John Howard’s Men Like That “argues that notions and experiences of male-male desire are in perpetual dialectical relationship with the spaces in which they occur, mutually shaping one another. This book examines sexual and gender nonconformity, specifically male homosexualities and male-to-female transgender sexualities in Mississippit from 1945 to 1985—from the end of World War II to the dawn of the age of AIDS” (xiv). Howard’s work is different from much of gay and lesbian history, which is often “urban-centered and identity-focused” (xiv); instead, Howard’s work emphasizes “desire as an organizing category” (xviii). Relying heavily on first person accounts, oral histories, and news stories—as well as his own memories growing up in Mississippi—Howard illuminates a Mississippi where many homosexual desires were able to be exist and be acted on in the context of a “tradition of quiet accommodation” (184).
Unlike many coming out narratives, which follow a trajectory of movement from the rural to the urban, Howard examines what took place within the rural setting. He shows that much homosexual desire and activity took place despite of or because of this rural context; further, not only were there gay people who stayed in Mississippi and acted on their desires, but there were also people who, while originally followed the rural to urban trajectory, returned home (for myriad reasons, from families who needed them to their own desire to live in Mississippi). Howard examines the role of the “closet” in these paradigms, noting that within the confines of the closet, much desire can be acted on. Important to my own work, he makes the claim that “the South—rural space generally—functions as a gay America’s closet” (63). We see this in the paradigmatic coming out narrative, then, the move from South to North—rural to urban.
An important point that Howard makes is how the “tradition of quiet accommodation” was interrupted primarily by the rise of the Civil Rights movement. Over time, queer desire and civil rights agitation became conflated, as the “dirty beatnik” stereotype included suspect sexuality: “over the course of ten years, a vibrant, ever more successful civil rights movement would become connected in the minds of many Mississippians to queer sex, among other practices and ideologies. Consequently, police and judicial responses to queer Mississippians would prove increasingly hostile and punitive” (129).
Further, Howard shows how queer desire, acts, and identity were all very different elements which were not necessarily conflated. While public officials earlier in the period were often quietly accommodated when their own queer sexual practices were discovered, more publicized sex scandals which arose later in the period nicely illustrated how desires, acts, and identities were understood as separate. In his discussion of Mississippi Congressperson Jon Hinson, who was discovered on several occasions engaged in homosex, Howard points out that it is only when Hinson is discovered in an unacceptable sexual role—penetrated by a black man—that his public rebelled. Using the Protestant rhetoric of sin and forgiveness, however, allowed Hinson to continue to “def[y] queer identity by speaking—and repenting—only of queer deeds” (270).
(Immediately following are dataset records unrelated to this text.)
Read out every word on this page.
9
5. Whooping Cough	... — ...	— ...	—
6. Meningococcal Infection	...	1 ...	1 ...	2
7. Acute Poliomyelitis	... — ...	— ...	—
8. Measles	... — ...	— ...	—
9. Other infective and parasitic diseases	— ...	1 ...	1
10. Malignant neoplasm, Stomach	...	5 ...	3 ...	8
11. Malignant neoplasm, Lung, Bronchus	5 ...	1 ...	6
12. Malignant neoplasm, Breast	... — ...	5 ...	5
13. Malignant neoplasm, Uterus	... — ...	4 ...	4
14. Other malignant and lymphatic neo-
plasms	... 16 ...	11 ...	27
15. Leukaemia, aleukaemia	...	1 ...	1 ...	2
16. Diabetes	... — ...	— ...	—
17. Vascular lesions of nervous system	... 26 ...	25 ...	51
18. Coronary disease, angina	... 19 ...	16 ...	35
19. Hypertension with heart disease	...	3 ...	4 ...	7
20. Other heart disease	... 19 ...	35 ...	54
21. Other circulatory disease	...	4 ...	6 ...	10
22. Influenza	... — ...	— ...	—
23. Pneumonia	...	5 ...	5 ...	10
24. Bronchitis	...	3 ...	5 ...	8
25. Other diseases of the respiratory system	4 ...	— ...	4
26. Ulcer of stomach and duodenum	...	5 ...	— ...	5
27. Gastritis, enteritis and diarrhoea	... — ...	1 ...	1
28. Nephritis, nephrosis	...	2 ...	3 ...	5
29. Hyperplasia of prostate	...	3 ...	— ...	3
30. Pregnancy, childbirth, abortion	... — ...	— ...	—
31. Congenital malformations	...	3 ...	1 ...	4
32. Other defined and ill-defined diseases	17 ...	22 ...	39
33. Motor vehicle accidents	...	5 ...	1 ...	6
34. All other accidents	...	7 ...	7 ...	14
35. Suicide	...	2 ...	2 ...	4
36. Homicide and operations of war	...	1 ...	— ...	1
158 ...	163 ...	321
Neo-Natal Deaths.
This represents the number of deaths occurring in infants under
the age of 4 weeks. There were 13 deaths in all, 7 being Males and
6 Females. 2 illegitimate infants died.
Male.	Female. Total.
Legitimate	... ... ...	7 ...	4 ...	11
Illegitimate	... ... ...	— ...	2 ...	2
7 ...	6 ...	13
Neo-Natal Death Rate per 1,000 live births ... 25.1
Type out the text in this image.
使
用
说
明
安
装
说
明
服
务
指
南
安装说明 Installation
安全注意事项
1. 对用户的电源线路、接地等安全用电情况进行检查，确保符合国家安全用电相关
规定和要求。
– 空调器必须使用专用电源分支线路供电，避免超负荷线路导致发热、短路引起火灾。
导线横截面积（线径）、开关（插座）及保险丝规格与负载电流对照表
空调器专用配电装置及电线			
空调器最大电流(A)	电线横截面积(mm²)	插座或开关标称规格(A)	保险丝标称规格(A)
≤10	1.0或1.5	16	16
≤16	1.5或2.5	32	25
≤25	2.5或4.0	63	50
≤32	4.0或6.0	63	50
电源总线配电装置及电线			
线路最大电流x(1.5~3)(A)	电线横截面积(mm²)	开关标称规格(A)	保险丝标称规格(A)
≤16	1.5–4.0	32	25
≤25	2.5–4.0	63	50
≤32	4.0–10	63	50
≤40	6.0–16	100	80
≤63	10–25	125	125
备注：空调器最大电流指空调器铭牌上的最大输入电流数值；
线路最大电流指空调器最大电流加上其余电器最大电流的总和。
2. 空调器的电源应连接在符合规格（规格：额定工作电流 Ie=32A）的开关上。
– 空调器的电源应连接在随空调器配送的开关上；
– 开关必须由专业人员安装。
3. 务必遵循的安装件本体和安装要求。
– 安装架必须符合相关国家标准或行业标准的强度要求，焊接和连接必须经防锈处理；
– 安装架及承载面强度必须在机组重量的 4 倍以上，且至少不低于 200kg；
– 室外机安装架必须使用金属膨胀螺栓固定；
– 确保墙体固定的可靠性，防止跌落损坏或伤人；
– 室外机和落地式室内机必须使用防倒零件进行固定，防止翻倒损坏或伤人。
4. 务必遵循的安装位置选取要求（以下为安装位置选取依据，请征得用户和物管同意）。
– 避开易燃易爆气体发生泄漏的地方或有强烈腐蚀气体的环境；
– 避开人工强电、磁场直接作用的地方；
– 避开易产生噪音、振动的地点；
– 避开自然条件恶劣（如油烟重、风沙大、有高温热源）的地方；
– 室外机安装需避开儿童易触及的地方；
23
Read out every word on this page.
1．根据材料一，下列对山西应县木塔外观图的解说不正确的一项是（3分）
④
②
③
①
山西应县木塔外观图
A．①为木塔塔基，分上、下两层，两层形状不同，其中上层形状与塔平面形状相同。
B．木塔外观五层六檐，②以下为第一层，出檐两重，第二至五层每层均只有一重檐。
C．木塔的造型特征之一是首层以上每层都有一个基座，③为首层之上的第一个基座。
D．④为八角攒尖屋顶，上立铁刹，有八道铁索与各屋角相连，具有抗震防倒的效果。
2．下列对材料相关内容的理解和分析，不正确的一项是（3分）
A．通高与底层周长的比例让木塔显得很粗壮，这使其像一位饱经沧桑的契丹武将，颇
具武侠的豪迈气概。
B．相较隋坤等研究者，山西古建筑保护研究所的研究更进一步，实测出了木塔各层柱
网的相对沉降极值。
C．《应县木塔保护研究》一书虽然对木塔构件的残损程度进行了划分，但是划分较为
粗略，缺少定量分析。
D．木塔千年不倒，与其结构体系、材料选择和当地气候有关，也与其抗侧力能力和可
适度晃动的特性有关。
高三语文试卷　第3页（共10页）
Howard’s analysis of this rhetoric in light of Judith Butler’s theory of queer performance is intriguing: “Hinson, in producing and performing a spiritual inside, ensured that he wouldn’t be relegated to a stigmatized cultural outside” (272). By claiming (and I would say performing) an internal spiritual terrain, Hinson was able to mitigate the significance of the actions of this physical, external body.
I’m glad that Howard ended his analysis with the mid-eighties, as AIDS truly did change everything, including understandings of identity. As I just read Henry Abelove’s Deep Gossip, I’m really intrigued by how the two texts interact. Simply taking Abelove’s idea of the “queer commuter”—a term which he uses to describe a group of American poets from the first half of the twentieth century, whose travel away from and back to America (prompted by an America hostile to gay identity) informed their work—I’d like to apply that to the idea of the South, as I would maintain that no one can ever fully leave the South. I appreciate Howard’s focus on an often-ignored identity.